Just look at that crust! That's a gluten free lattice crust! I was super excited for it. It was a lot of fun to do. If you're not into the lattice look you can also just roll out a top crust and use a small cookie cutter to "poke" holes in it. This is a great recipe to make the day before. The crust takes at least an hour to sit in the fridge so keep that in mind in your planning.
Gluten Free Apple Pie
Adapted by jalene from a combination of all the many apple pie recipes out there!
Gluten Free Pie Crust Ingredients:
- 1/2 cup brown rice flour
- 1 cup sweet white rice flour
- 3/4 cup potato starch
- 3/4 cup cornstarch
- 1 & 1/2 Tbsp sugar (I used evaporated cane juice sugar)
- 3/4 tsp sea salt
- 3/4 cup butter (or to make it dairy free use Earth Balance)
- 2 eggs
- about 4-6 Tbsp of water
- 1 egg white (for painting the crust before baking)
- In a large bowl mix together all the dry ingredients: rice flours, potato starch, cornstarch, sugar, and sea salt.

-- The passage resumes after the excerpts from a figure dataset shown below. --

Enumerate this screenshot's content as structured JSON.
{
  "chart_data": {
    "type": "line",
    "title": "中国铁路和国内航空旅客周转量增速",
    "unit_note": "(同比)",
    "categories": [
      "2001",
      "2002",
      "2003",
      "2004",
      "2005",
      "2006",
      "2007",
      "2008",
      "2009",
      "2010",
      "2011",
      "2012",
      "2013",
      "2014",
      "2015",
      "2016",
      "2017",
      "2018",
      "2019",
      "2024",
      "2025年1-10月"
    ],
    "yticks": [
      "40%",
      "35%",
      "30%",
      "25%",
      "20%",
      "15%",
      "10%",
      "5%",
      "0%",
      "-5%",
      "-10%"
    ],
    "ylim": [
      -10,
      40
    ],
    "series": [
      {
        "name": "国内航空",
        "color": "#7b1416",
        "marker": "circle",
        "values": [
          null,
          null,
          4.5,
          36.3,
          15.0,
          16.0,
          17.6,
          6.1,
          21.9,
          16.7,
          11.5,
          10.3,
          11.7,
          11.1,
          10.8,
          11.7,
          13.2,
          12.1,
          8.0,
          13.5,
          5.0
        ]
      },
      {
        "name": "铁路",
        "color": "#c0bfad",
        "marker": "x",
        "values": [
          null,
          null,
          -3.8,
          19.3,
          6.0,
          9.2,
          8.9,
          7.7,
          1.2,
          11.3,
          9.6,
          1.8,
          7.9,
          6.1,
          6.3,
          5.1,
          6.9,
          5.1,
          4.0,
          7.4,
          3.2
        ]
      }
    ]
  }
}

- Using a pastry blender , mixer, or your fingers, cut in the butter or Earth Balance until COMPLETELY incorporated. It should resemble a fine meal. Add the eggs then add the water 1/2 Tbsp at a time (you may not need all the water so stop before the dough gets too wet.)
- Divide the dough in half. Wrap the dough balls separately in plastic wrap and refrigerate for at least 1 hour. After refrigerating allow to sit on the counter for 15-20 minutes before rolling out. You could prepare your filling during this time.
- 7 apples (I used 4 green and 3 red organic apples)
- 1 tsp ground cinnamon
- 1/4 tsp ground nutmeg
- 1/4 tsp sea salt
- 1/2 cup sugar (I used evaporated cane juice sugar and have tried only a 1/4 cup instead and liked it just as well)
Gluten Free Pie Filling Directions:
- Peel and core the apples. Slice each apple into 16 wedges each. Toss with the sugar, cinnamon, nutmeg, and salt.
Gluten Free Apple Pie Directions:
- Preheat your oven to 375 F.
- Unwrap 1 of your dough balls. Place it on a very large sheet of parchment paper. Tear off another piece of parchment for the top. Roll out your crust so it is about 1 & 1/2 inches larger than your pie pan. Peel off the top layer of parchment paper and turn your pie pan upside down and place it in the middle of your rolled out dough. Slide your hand under the parchment paper and put your other hand on the top of your pie pan and flip everything over so the pan is right side up and your dough is nicely placed in it. Peel off the parchment paper and gently work your dough to fit in the pan. Cut off any extra that runs over the sides.
- Roll out your second crust (also in between 2 pieces of parchment). Peel off the top layer of parchment. Cut 1 cm strips of dough.
5. Once your pie is completed, whip your egg white slightly and then paint the top of your pie with it. (This helps with the browning look.) Bake for about 50 minutes or until the crust is lightly brown.